Em 1883, toda a família aparece arrolada na classificação para a libertação por meio dos fundos de manumissão, em que constam cinco pessoas na unidade do casal, sendo dois deles livres e menores de oito anos. Considerando-se que esse levantamento foi realizado no ano de 1883, tem-se para o casal Pedro e Delfina pelo menos dez anos de união.
A historiografia também se refere à possibilidade de que uma parcela das mães solteiras apenas legitimassem suas uniões após o nascimento dos primeiros filhos.[43] Para o Cariri, todavia, deduz-se que a demora na oficialização do casamento pela Igreja ocorresse mais por vontade dos senhores que dos próprios escravos.
Por outro lado, mesmo sendo as uniões endogâmicas bastante visí- veis e estáveis, percebe-se que, no Cariri, sobrepunha-se à quantidade de uniões legais entre escravos e pessoas livres. Dos 139 núcleos familiares, 48,9% eram compostos por escravos casados com livres ou com libertos. Em três vilas do Cariri, esse tipo de união ocorreu com maior frequência: dos dezenove escravos que foram indicados para emancipação pelo governo provincial pelos fundos de manumissão, em 1883, nas vilas de Missão Velha e Barbalha, dezesseis estavam casados com pessoas livres; em Jardim, o percentual de escravos dessa categoria atingia os 90%.

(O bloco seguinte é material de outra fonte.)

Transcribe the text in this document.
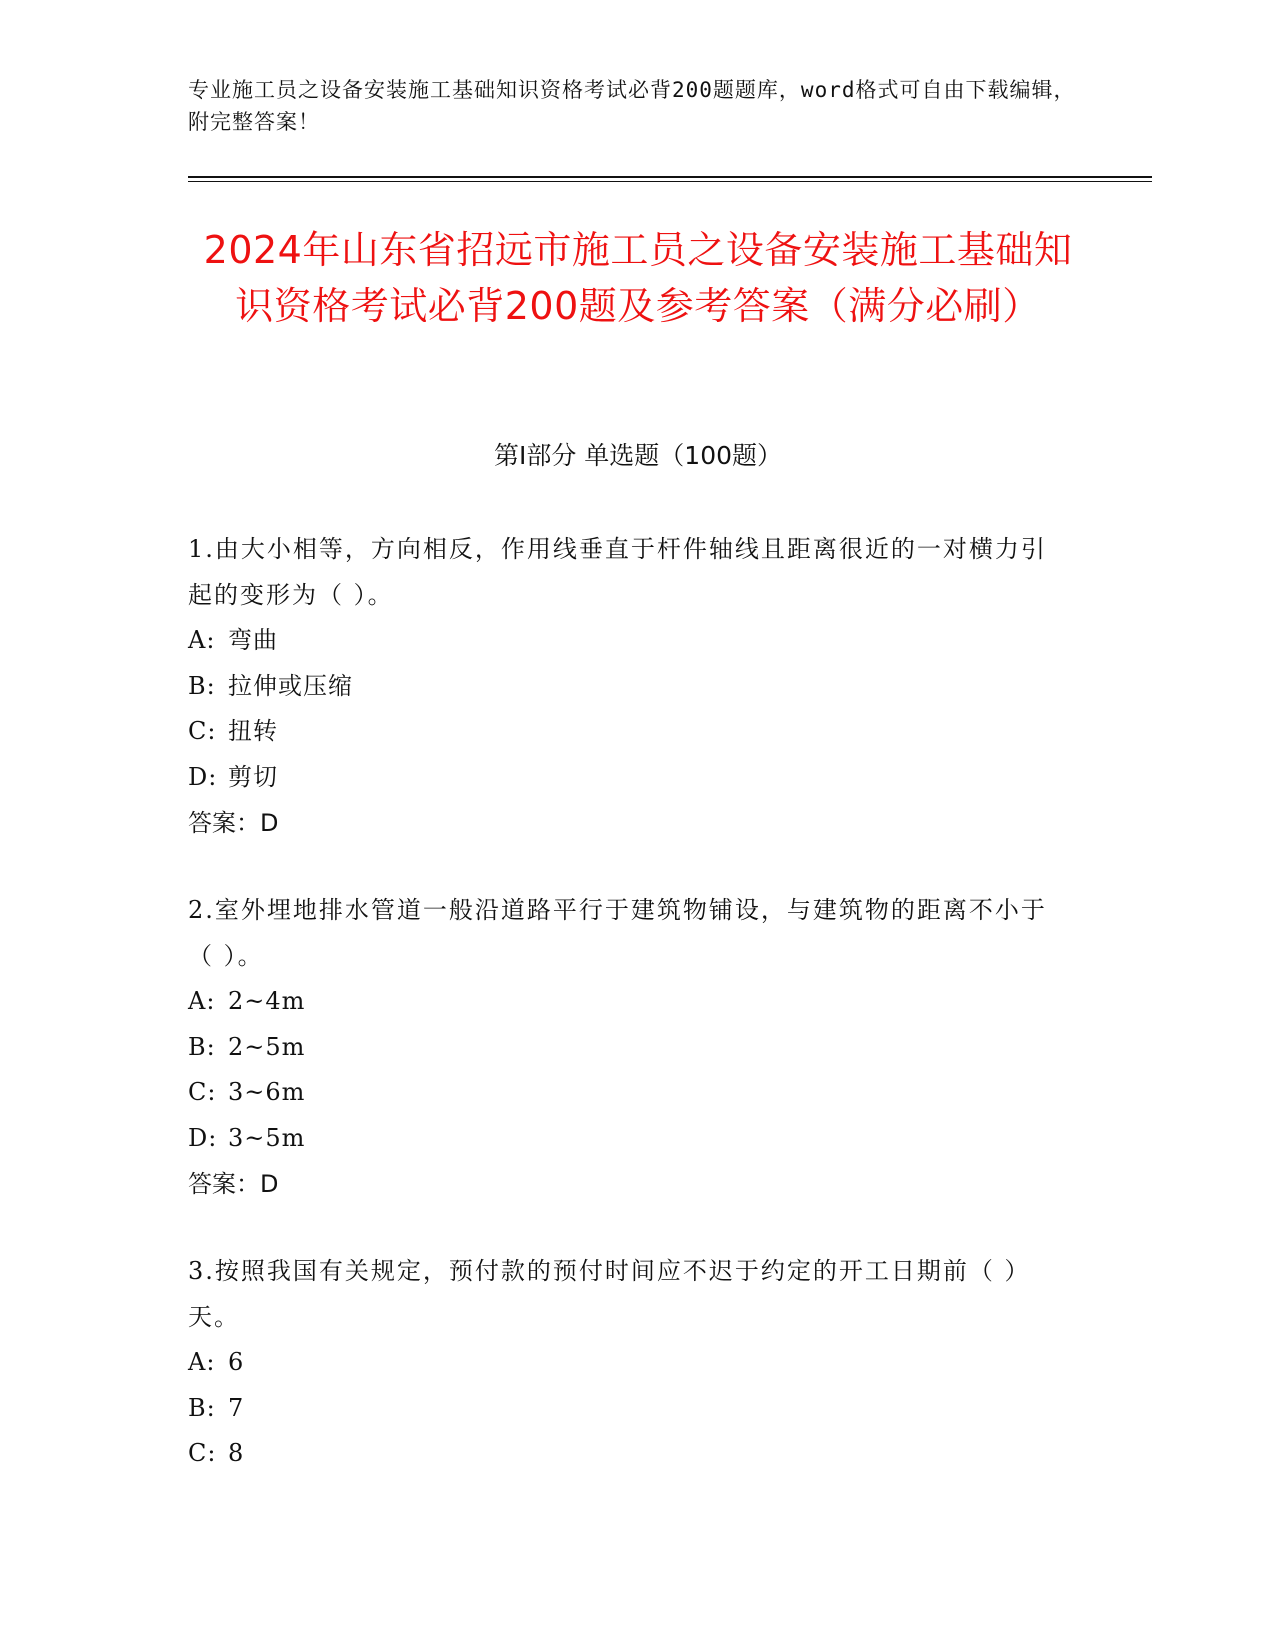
专业施工员之设备安装施工基础知识资格考试必背200题题库，word格式可自由下载编辑，附完整答案！
2024年山东省招远市施工员之设备安装施工基础知识资格考试必背200题及参考答案（满分必刷）
第Ⅰ部分 单选题（100题）
1.由大小相等，方向相反，作用线垂直于杆件轴线且距离很近的一对横力引起的变形为（ ）。
A: 弯曲
B: 拉伸或压缩
C: 扭转
D: 剪切
答案：D
2.室外埋地排水管道一般沿道路平行于建筑物铺设，与建筑物的距离不小于（ ）。
A: 2~4m
B: 2~5m
C: 3~6m
D: 3~5m
答案：D
3.按照我国有关规定，预付款的预付时间应不迟于约定的开工日期前（ ）天。
A: 6
B: 7
C: 8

Dos 68 casos em que um cônjuge era cativo e outro era livre ou liber- to, 63 casais possuíam filhos e cinco unidades familiares eram constituídas apenas pelo marido e sua mulher. No que concerne à divisão por gênero, existiam 26 homens casados com mulheres livres para 42 casais em que a mulher era cativa. Dos registros de mães cativas e cônjuges de outra condição social, 32 dos parceiros eram livres, e 10 eram de libertos, o que indica, pelo menos nessa última categoria, um processo ativo de libertação da família, dado que o termo liberto indicava necessariamente um passado cativo.
A ausência de casamentos de escravos com parceiras libertas indica uma preferência ou mesmo uma estratégia dos cativos em evitar filhos escravos — uma vez que era a condição jurídica da mãe que marcava o filho. Além disso, a luta pela alforria estaria sensivelmente mais facilitada, pois seria apenas por sua liberdade.
Nessa configuração, percebe-se que, por se ter registrado um significativo número de proles oriundas desse tipo de matrimônio, esas uniões parecem não ter sido um entrave para a sociedade. Pelo contrário, ocorreram com tanta frequência que o Governo Provincial, quando da libertação pelos fundos de manumissão, precisou lançar a circular de 09 de janeiro de 1883 instituindo a prioridade de libertação para as famílias mistas; ou seja, escravos casados com pessoas livres ou libertas.
Entretanto, de todas as classificações, a família matrifocal é a mais significativa em número.[44] Esse grupo é formado essencialmente por mulheres solteiras com filhos, com apenas a exceção de um homem classificado pela Junta como solteiro com parentes em Milagres: era o escravo Raimundo, de 15 anos, que tinha quatro pessoas em sua família, provavelmente seus irmãos.[45]
O número de famílias matrifocais no Cariri se sobrepunha, visivelmente, aos demais tipos de unidades presentes na comunidade cativa, pois somavam 67,8% das famílias identificadas nas fontes. Essa, contudo, não era uma peculiaridade da região caririense, visto que tal configuração também predominava em todas as regiões escravistas brasileiras. Diante disso, a significativa recorrência desses arranjos não permitiu que eles fossem desconsiderados, porém, como não possuíam legalização sacra, foram entendidas como ligações promíscuas.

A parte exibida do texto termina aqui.